If you're an optimist, you probably believe that humanity is inherently cooperative and willing to sacrifice for the greater good of all. If you're a pessimist, on the other hand, chances are you believe that, in the end, people will always do what is in their own self-interest.
But if you're Martin Nowak, you know that the truth is that it's a matter of context.
A Professor of Mathematics and of Biology and Director of the Program for Evolutionary Dynamics, Nowak is the senior author of a study that showed, across repeated interactions, the environment individuals find themselves in can effect whether they act as either partners or rivals. The study is described in a recently-published paper in Nature Human Behavior.
"Direct reciprocity is one of the main theories to explain cooperation among humans," Nowak said. "It's been studied for at least 50 or 60 years, but work over the last six years has allowed for a completely new look at this idea.
"What we're studying here is the emergence of so-called partner and rival strategies," he continued. "If you consider all strategies of direct reciprocity, a very small subset of them are either partners or rivals, but evolution always leads to one or the other."
To understand how different strategies can emerge in direct reciprocity situations, Nowak and colleagues, Christian Hilbe and Krishnendu Chatterjee (both from the Institute of Science and Technology, Austria) began with a classic paradigm from game theory - the prisoner's dilemma.

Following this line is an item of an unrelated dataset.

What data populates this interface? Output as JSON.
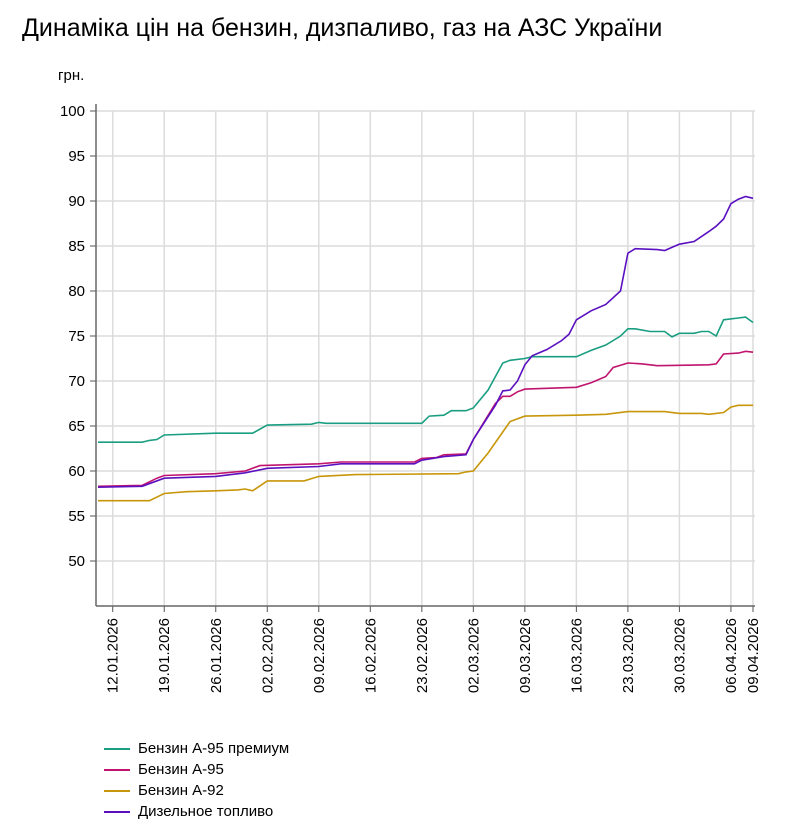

The game works like this: when faced with the chance to interact, two individuals must decide whether to cooperate or defect. If both cooperate, both receive a reward. If one person defects while the other chooses to cooperate, the defector collects a larger reward, while the other person gets nothing. If both defect, both receive a reward, albeit one that is smaller than the reward for cooperation.
If players behave in a purely logical fashion, the best strategy is to defect, because it is in their self-interest to try to maximize their reward.
"If you play the game once, there's no easy way to reach cooperation, because people, if they're rational, will always defect," Nowak said. "But if you play the game multiple times, there is a possibility of cooperation. If you defect against me in the first round, then I might defect against you in the next round, so you might realize that it's better to cooperate."
While that realization might seem to push players toward cooperation, the partner strategy is not one where players simply cooperate all the time, Nowak said.
"It's more complicated than just cooperating," Nowak said. "If I am playing a partner strategy, I will always start with cooperation, and as long as you cooperate, I will always cooperate. But the question is what do I do if you start to defect?"
Someone playing a partner strategy can't simply keep cooperating - if they did, it would be easy for other players to exploit them. While a partner may sometimes retaliate by defecting, they are also willing to return to cooperation in later rounds, Nowak said.
"If I'm playing a partner strategy, the best thing for you to do is cooperate with me all the time," Nowak said. "If you deviate from that, you could get more than me, but you cannot get more than the payoff you would get for cooperating."
The rival strategy, by comparison, is all about putting yourself first.
"If I play a rival strategy, I never allow that you have more than me," Nowak said. "That's unacceptable...so you start with defection, and you always defect if the other player defects.
"The interesting observation is that natural selection always chooses either partners or rivals," Nowak continued. "If it chooses partners, the system naturally moves to cooperation. If it chooses rivals, it goes to defection, and is doomed. An approach like 'America First' embodies a rival strategy which guarantees the demise of cooperation."
In addition to shedding light on how cooperation might evolve in a society, Nowak believes the study offers an instructive example of how to foster cooperation among individuals.
"With the partner strategy, I have to accept that sometimes I'm in a relationship where the other person gets more than me," he said. "But I can nevertheless provide an incentive structure where the best thing the other person can do is to cooperate with me.
"So the best I can do in this world is to play a strategy such that the other person gets the maximum payoff if they always cooperate," he continued. "That strategy does not prevent a situation where the other person, to some extent, exploits me, but if they exploit me, they get a lower payoff than if they fully cooperated."
This research was supported with funding from the European Research Council, Graph Games, the Austrian Science Fund, Rigorous Systems Engineering/Systematic Methods in Systems Engineering, the Office of Naval Research, and the John Templeton Foundation.